The most recent version of Daniel’s Law made the following changes:

  1. The removal of a prior requirement that a covered person had to receive approval from the Office of Information Privacy before providing notice
  2. The addition of the definition of an assignee to mean a person or entity to whom or which an authorized person has been assigned, in writing, a covered person’s right to seek protections under this law
  3. Amendments expanding the civil liability damages that may be available for violations of the law

Who Is Affected by Daniel’s Law?

Daniel’s Law applies to any person, business, entity or association. On its face, the current version of the law does not limit applicability to any industry, type of company or location. However, the scope of applicability has yet to be determined by the courts. The current version of the law appears to have opened the floodgates of litigation against several companies across the country. How the law is being or should be applied, the proper jurisdiction for these lawsuits and how courts will ultimately interpret the law have yet to be determined. Therefore, companies should be aware of the law and its possible implications and prepare to comply with any requests made under Daniel’s Law.

Legal Risks to Businesses

Under the revised New Jersey law, nearly all businesses nationwide face a significant potential risk. The 10-day compliance period, expansive per violation damages and fee-shifting provisions of the statute could have devastating effects on businesses.

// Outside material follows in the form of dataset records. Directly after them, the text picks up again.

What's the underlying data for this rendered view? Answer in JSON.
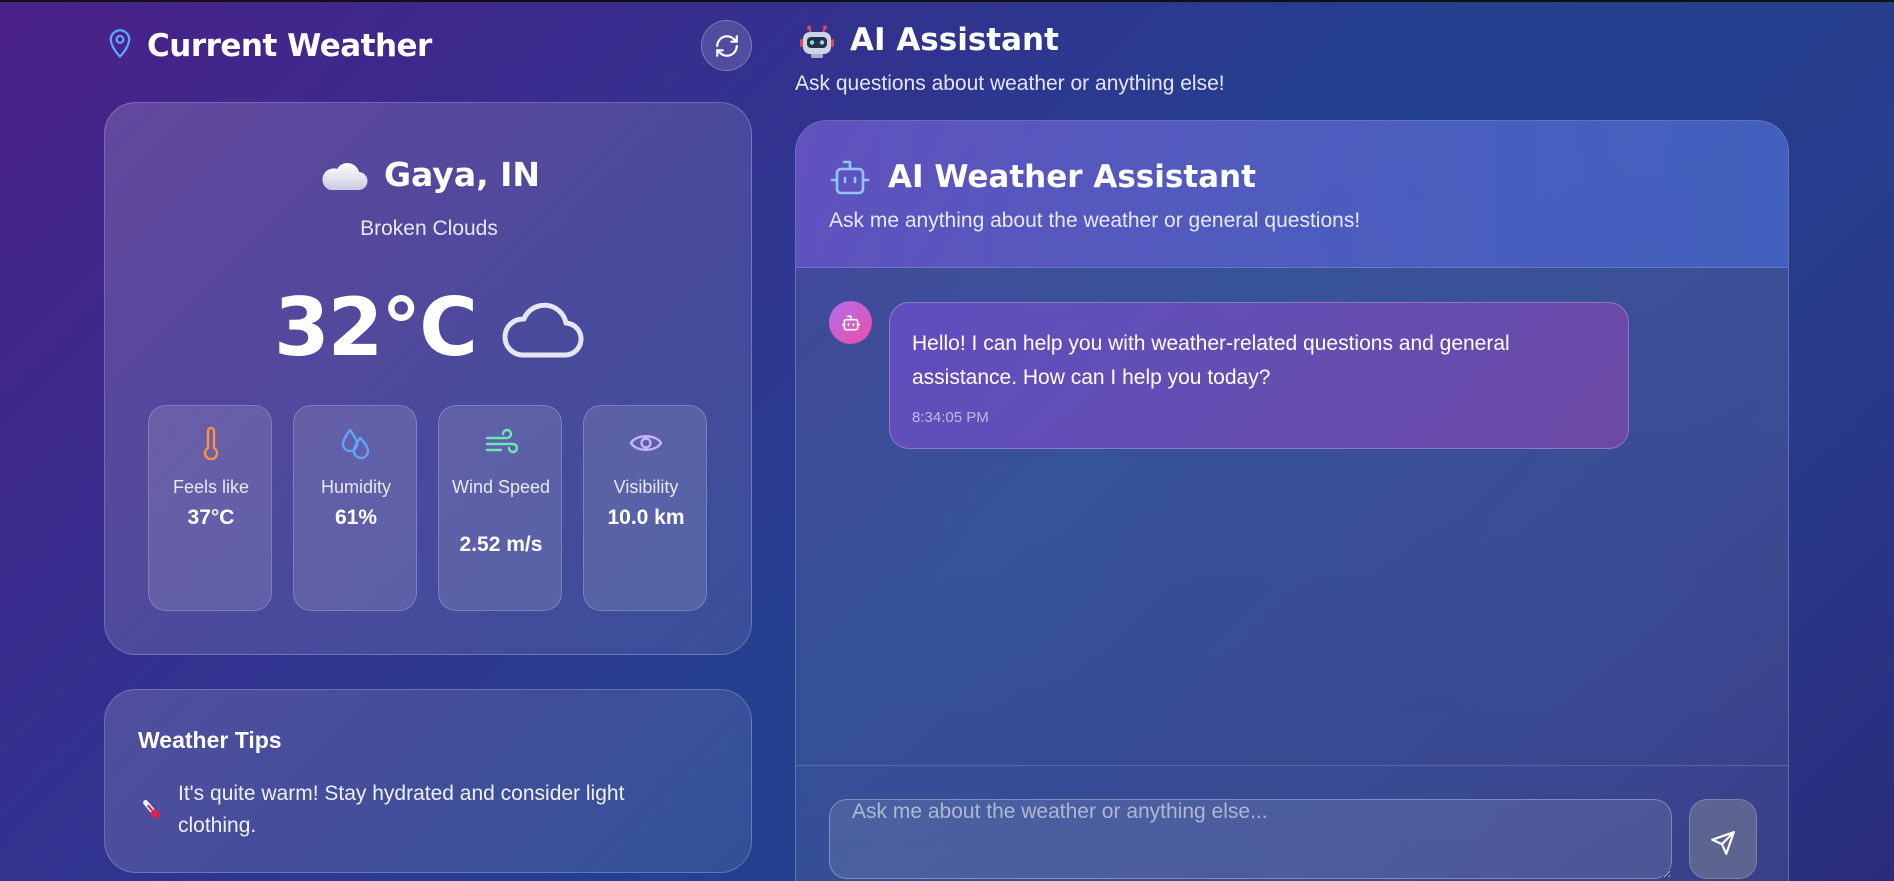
{
  "left": {
    "title": "Current Weather",
    "icons": {
      "location": "map-pin-icon",
      "refresh": "refresh-icon"
    }
  },
  "weather": {
    "city": "Gaya, IN",
    "description": "Broken Clouds",
    "temperature": "32°C",
    "stats": [
      {
        "label": "Feels like",
        "value": "37°C",
        "icon": "thermometer-icon"
      },
      {
        "label": "Humidity",
        "value": "61%",
        "icon": "droplets-icon"
      },
      {
        "label": "Wind Speed",
        "value": "2.52 m/s",
        "icon": "wind-icon"
      },
      {
        "label": "Visibility",
        "value": "10.0 km",
        "icon": "eye-icon"
      }
    ]
  },
  "tips": {
    "title": "Weather Tips",
    "items": [
      {
        "text": "It's quite warm! Stay hydrated and consider light clothing.",
        "icon": "thermometer-emoji-icon"
      }
    ]
  },
  "assistant": {
    "title": "AI Assistant",
    "subtitle": "Ask questions about weather or anything else!",
    "chat_title": "AI Weather Assistant",
    "chat_subtitle": "Ask me anything about the weather or general questions!",
    "messages": [
      {
        "sender": "bot",
        "text": "Hello! I can help you with weather-related questions and general assistance. How can I help you today?",
        "time": "8:34:05 PM"
      }
    ],
    "input_placeholder": "Ask me about the weather or anything else...",
    "send_icon": "send-icon"
  },
  "colors": {
    "accent_blue": "#60a5fa",
    "thermo_orange": "#fb923c",
    "wind_green": "#6ee7b7",
    "eye_purple": "#c4b5fd",
    "avatar_pink": "#ec4fa4"
  }
}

Earlier this year, nearly 150 lawsuits were filed in New Jersey against various companies within and beyond the state borders, reaching companies as far as Florida and California. All companies must defend the cases, even those with robust opt-out procedures and privacy protection policies and in full compliance with their respective state and federal privacy requirements. These lawsuits, purportedly on behalf of nearly 20,000 covered persons, claim to have sent tens of thousands of emails to companies requesting immediate nondisclosure. These requests do not mention Daniel’s Law by name, but they provide other public law references. They were sent in a massive, coordinated email campaign sometime between Christmas and beginning of 2024. 

Almost immediately following the 10-business day compliance period, cases seeking tens of millions of dollars in damages were filed in the law division of multiple counties in New Jersey state courts. While nearly 70 cases have since been removed to the New Jersey Federal District Court, about half of the first round of cases remain before the various state courts. Many out-of-state businesses now face litigation, some of which may not even be aware of the lawsuits filed against them, and many claim to have never received a nondisclosure request. Some businesses named in lawsuits do not offer the kind of online searching services typically associated with the harm the law aims to prevent, and many small businesses are surprised to learn that they are being sued under this law.

If your business uses addresses or unpublished home phone numbers of New Jersey residents in any way under the broad definition of “disclose,” you may be subject to Daniel’s Law and should be prepared to identify and respond to nondisclosure requests promptly. Given the massive litigation underway in state and federal courts, clarification on the applicability and scope of Daniel’s Law may take some time. Businesses should implement efficient and effective internal policies to identify, respond to and comply with these privacy protection requests. The current legal risks of Daniel’s Law are significant and rapidly evolving. It is important to keep track of any developments in this space that may impact your business. 

Kelly Purcaro is a partner at Greenspoon Marder LLC, where she specializes in complex commercial litigation with experience counseling clients on state and national multi-party business disputes, class actions, employment disputes, consumer fraud, breach of contract and restrictive covenants litigation.